Washington MS shared funds with newly-reopened Meany MS this year. After all, nearly half of the previous WMS families were rezoned to Meany, so it's their piggybank money too. Sharing is common after a rezoning.


Olympia Update said...

The Joint Select Committee Article iX Litigation met in Olympia, today.

In 2009-2011, education spending consumed 41.9% of Washington's budget. In 2021, education will consume 53% of Washington's budget. The committee indicated that work is ongoing.

A senator spoke about teacher strikes across the country. With education consuming 53% of the budget, committee members did not appear sympathetic to teacher strikes in Washington state. According to a committee member, funding for teacher salaries will increase from $13B (2009-2011) to $26B (2021).

Anonymous said...

BTDT, have you seen special services worked into 504 plans? I've seen basic accommodations, but not anything "extra." It seems like you'd need an IEP for that, no?


Anonymous said...

Yes. Specialized instruction is covered by an IEP rather than a 504 Plan.

Fairmount Parent

Anonymous said...

That’s another SPS myth. Services can be provided under 504 as well. Check out pages 10 and 11 of this:



Anonymous said...

Also page 4 of the SPS 504 Manual:


SPS also links the above Department of Education guidance on it’s 504 webpage.


Anonymous said...

Executive function improves as a child’s cerebral cortex matures. But the development that takes place in most children around the ages of 7-9 does not begin to kick in for children with IQs over 121 until about age 13. They’re developing normally for them, but their normal can be really behind age peers.

Cortical Tardiness

Anonymous said...

@BTDT, Thank you, thank you for the detailed response to my post and the potential way to handle the situation through SPS. I appreciate the direct links to the SPS information. This is the terminology and reference material I need to review.

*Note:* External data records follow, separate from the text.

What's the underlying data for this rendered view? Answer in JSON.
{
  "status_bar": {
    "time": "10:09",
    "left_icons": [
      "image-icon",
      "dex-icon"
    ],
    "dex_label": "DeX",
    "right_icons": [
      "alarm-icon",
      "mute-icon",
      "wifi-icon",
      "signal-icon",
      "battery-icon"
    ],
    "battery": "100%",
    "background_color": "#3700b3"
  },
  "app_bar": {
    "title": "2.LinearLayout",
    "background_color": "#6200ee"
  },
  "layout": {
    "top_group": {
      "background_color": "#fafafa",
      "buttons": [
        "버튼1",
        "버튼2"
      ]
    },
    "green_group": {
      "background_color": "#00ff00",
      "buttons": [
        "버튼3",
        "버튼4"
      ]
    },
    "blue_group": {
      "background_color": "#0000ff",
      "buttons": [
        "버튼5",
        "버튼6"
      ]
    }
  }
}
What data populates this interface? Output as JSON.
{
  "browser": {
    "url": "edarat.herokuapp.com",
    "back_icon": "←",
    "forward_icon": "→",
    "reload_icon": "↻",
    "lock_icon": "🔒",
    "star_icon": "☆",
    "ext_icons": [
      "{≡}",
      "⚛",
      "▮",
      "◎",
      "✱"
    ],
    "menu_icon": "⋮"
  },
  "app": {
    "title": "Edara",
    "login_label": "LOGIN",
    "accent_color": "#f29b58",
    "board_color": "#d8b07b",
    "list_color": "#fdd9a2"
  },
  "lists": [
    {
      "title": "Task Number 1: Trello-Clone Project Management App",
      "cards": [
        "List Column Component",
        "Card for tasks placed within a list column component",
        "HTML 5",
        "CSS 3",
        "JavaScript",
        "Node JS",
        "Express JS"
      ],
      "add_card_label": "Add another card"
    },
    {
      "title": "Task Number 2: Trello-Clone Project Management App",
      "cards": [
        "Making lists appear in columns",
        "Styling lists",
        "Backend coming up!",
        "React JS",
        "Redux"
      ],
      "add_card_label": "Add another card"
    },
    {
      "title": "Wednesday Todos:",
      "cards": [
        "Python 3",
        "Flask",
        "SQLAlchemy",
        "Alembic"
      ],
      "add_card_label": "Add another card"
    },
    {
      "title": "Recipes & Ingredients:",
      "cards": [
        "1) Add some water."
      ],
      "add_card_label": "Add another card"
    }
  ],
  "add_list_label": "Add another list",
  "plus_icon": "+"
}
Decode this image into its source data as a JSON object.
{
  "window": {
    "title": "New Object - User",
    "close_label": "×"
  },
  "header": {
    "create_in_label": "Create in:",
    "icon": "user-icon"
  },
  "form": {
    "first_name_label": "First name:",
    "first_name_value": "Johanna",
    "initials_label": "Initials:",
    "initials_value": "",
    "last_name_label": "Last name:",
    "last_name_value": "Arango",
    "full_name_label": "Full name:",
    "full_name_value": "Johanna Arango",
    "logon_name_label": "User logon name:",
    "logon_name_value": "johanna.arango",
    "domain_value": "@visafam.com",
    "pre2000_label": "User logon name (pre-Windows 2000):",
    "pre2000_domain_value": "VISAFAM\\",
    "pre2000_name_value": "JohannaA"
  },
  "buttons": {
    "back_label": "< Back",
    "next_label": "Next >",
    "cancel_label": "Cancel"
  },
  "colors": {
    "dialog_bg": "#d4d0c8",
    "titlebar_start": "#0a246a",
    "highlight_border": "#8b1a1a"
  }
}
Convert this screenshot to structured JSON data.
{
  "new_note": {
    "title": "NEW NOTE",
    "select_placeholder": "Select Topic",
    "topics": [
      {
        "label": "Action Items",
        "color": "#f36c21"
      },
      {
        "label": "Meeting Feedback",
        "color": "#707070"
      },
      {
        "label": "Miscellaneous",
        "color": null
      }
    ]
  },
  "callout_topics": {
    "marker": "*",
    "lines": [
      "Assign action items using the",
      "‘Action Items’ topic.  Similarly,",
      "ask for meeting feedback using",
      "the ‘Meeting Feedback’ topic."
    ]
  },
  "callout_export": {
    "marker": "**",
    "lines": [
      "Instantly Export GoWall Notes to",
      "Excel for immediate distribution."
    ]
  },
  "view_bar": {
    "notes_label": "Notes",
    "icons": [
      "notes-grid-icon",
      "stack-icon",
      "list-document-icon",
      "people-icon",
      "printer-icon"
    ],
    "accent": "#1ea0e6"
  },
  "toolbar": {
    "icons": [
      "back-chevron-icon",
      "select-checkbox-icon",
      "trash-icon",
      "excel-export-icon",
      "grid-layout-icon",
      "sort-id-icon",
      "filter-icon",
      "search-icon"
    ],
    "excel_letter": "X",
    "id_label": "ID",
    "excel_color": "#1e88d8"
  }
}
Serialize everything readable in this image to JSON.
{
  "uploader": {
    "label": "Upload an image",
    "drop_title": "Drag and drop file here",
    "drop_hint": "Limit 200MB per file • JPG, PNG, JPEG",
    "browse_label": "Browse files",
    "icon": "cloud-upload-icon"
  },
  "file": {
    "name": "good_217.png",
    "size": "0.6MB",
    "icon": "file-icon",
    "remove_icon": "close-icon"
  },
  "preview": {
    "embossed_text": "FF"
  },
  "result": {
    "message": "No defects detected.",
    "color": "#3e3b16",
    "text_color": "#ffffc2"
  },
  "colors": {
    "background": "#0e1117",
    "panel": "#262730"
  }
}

I really appreciate the help from everyone that responded.

QueenAnne Mom,AlsoAGardener

Happy trails said...

Juneau is the pick!

Another Name said...

The city does not want to fund a family support at Hawthorne Elementary school next year.

The city is only a partner with the district when they want land at the Seattle Center and space for prek.

The city is not a partner with the district when they provide Green Dot with illegal variances and take away funding for family support workers.

Melissa Westbrook said...

Another Name, we'll be having a thread about Hawthorne soon. I do agree; the Board and our new superintendent should be extraordinarily cautious in working with the Mayor and the Council. Smiling faces and all.